Network-Centric Measurement of Caching

Position Paper
Solom Heddaya
InfoLibria, Inc.
1998.10.20

Network managers deploy caching in order to improve their networks, not to achieve hit ratios, or op/s, or any of the other commonly used caching metrics. They seek to improve their network's bandwidth capacity, web service capacity and repsonse time, without adversely affecting network latency, or network availability and reliability.

Very little current research work addresses these issues of pressing concern and value to network managers. Most of the current benchmarking and performance characterization research focuses on the behavior of the network cache as a server. While this approach can be useful in optimizing certain aspects of network caches, it does not accurately reflect the impact of caching on the network.
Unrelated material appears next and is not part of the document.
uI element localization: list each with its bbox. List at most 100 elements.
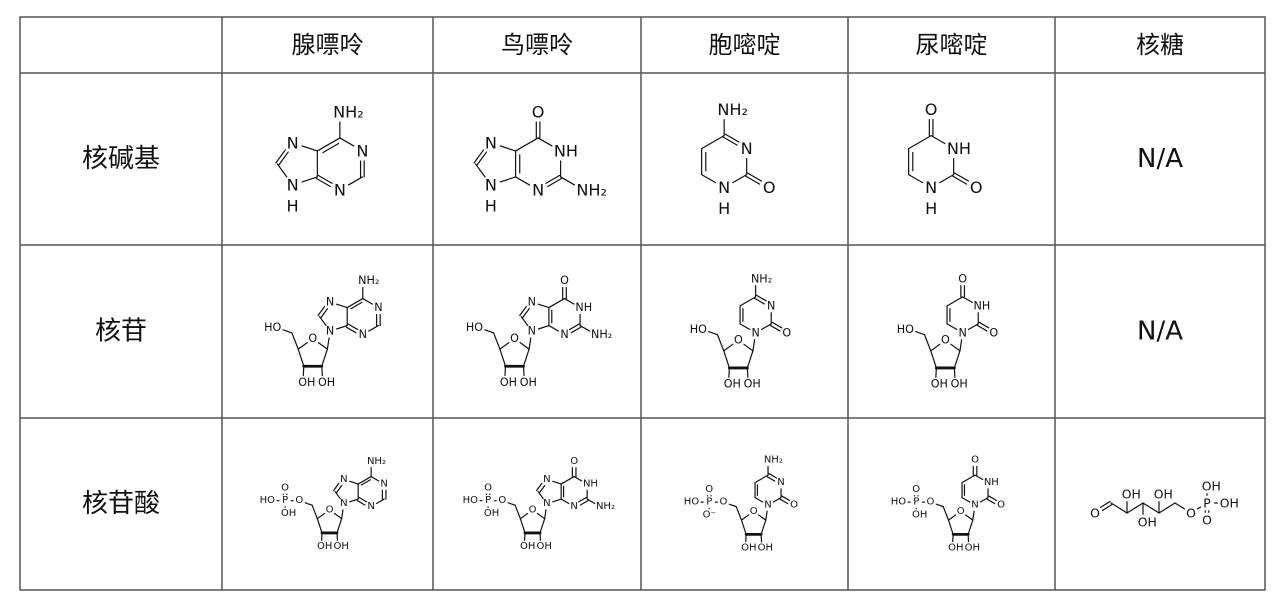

Typical cache performance metrics, such hit ratio (or rate), mystify network managers. They would much rather see metrics that quantify the promised network capacity expansion, response time speedup (to the end-user), and availability enhancement. The reliability impact of caching ranks high on their list, too.

The network-centric point of view impacts workload characterization. For example, request and response routing information needs to be included in workload characteristics, in order to address such problems as network cache placement.

In this paper, we argue why the repertoire of research in the field should widen to include the point of view of the network, and to provide an initial attempt at clarifying how this might be done using research from the field of performability.

Network Bottlenecks Oscillate

As the Internet grows at a historic pace, doubling in aggregate traffic rate every three to six months, it suffers from bottlenecks that frustrate its users. These bottlenecks oscillate between the two major constituents of the Internet: the client/server complex, and the network itself. Recently the Internet was stressed to deliver the Starr report [W98, K98b]. On this particular occasion, the bottleneck was the server(s). However, ordinary traffic conditions give rise to an unacceptably low 40 kilobit/s average transfer rate per TCP connection through the backbone [K98a]. This latter measurement reflects transfer rates delivered, not over modem lines, but over dedicated T1-class last hop.

Network caching applies server-like functionality to solve the network congestion problem. So, is a network cache to be judged on how well it functions as a server, or on the extent to which it improves the network? On the one hand, a network cache looks like a high performance server, whose performance can be characterized via the traditional throughput and response time [MA98]. On the other hand, a network cache expands bandwidth and speeds up response time. These benefits are the true goals of network caching. With only one exception, measurements of network cache performance continue to focus on the server aspect of network caching.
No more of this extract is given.